10.15430/JCP.2015.20.1.78
- Author:
Hyo Joon KIM
1
;
Bu Young CHOI
;
Young Sam KEUM
Author Information
1. College of Pharmacy, Dongguk University, Goyang, Seowon University, Cheongju, Korea. keum03@dongguk.edu
- Publication Type:Brief Communication
- Keywords:
Isocitrate dehydrogenase-1;
Isocitrate;
alpha-ketoglutarate;
(R)-2-hydroxyglutarate;
2-(3-trifluoromethylphenyl)isothioazol-3(2H)-one
- MeSH:
Arginine;
Glioma;
Histidine;
Histones;
Humans;
Mutation, Missense
- From:Journal of Cancer Prevention
2015;20(1):78-83
- CountryRepublic of Korea
- Language:English
-
Abstract:
BACKGROUND: Recent genome-wide sequencing studies have identified unexpected genetic alterations in cancer.

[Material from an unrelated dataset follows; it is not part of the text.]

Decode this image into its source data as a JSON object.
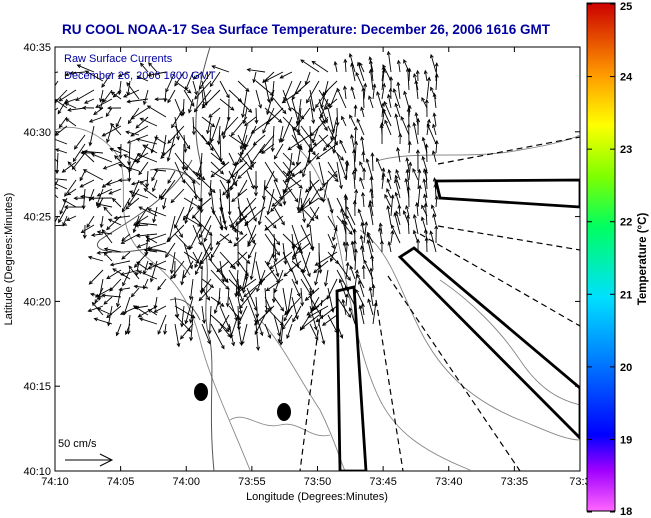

In particular, missense mutations in isocitrate dehydrogenase-1 (IDH1) at arginine 132, mostly substituted into histidine (IDH1-R132H) were observed to frequently occur in glioma patients. METHODS: We have purified recombinant IDH1 and IDH1-R132H proteins and monitored their catalytic activities. In parallel experiments, we have attempted to find new selective IDH1-R132H chemical inhibitor(s) from a fragment-based chemical library. RESULTS: We have found that IDH1, but not IDH1-R132H, can catalyze the conversion of isocitrate into alpha-ketoglutarate (alpha-KG). In addition, we have observed that IDH1-R132H was more efficient than IDH1 in converting alpha-KG into (R)-2-hydroxyglutarate (R-2HG). Moreover, we have identified a new hit molecule, e.g., 2-(3-trifluoromethylphenyl)isothioazol-3(2H)-one as a new selective IDH1-R132H inhibitor. CONCLUSIONS: We have observed an underlying biochemical mechanism explaining how a heterozygous IDH1 mutation contributes to the generation of R-2HG and increases cellular histone H3 trimethylation levels. We have also identified a novel selective IDH1-R132H chemical hit molecule, e.g., 2-(3-trifluoromethylphenyl)isothioazol-3(2H)-one, which could be used for a future lead development against IDH1-R132H.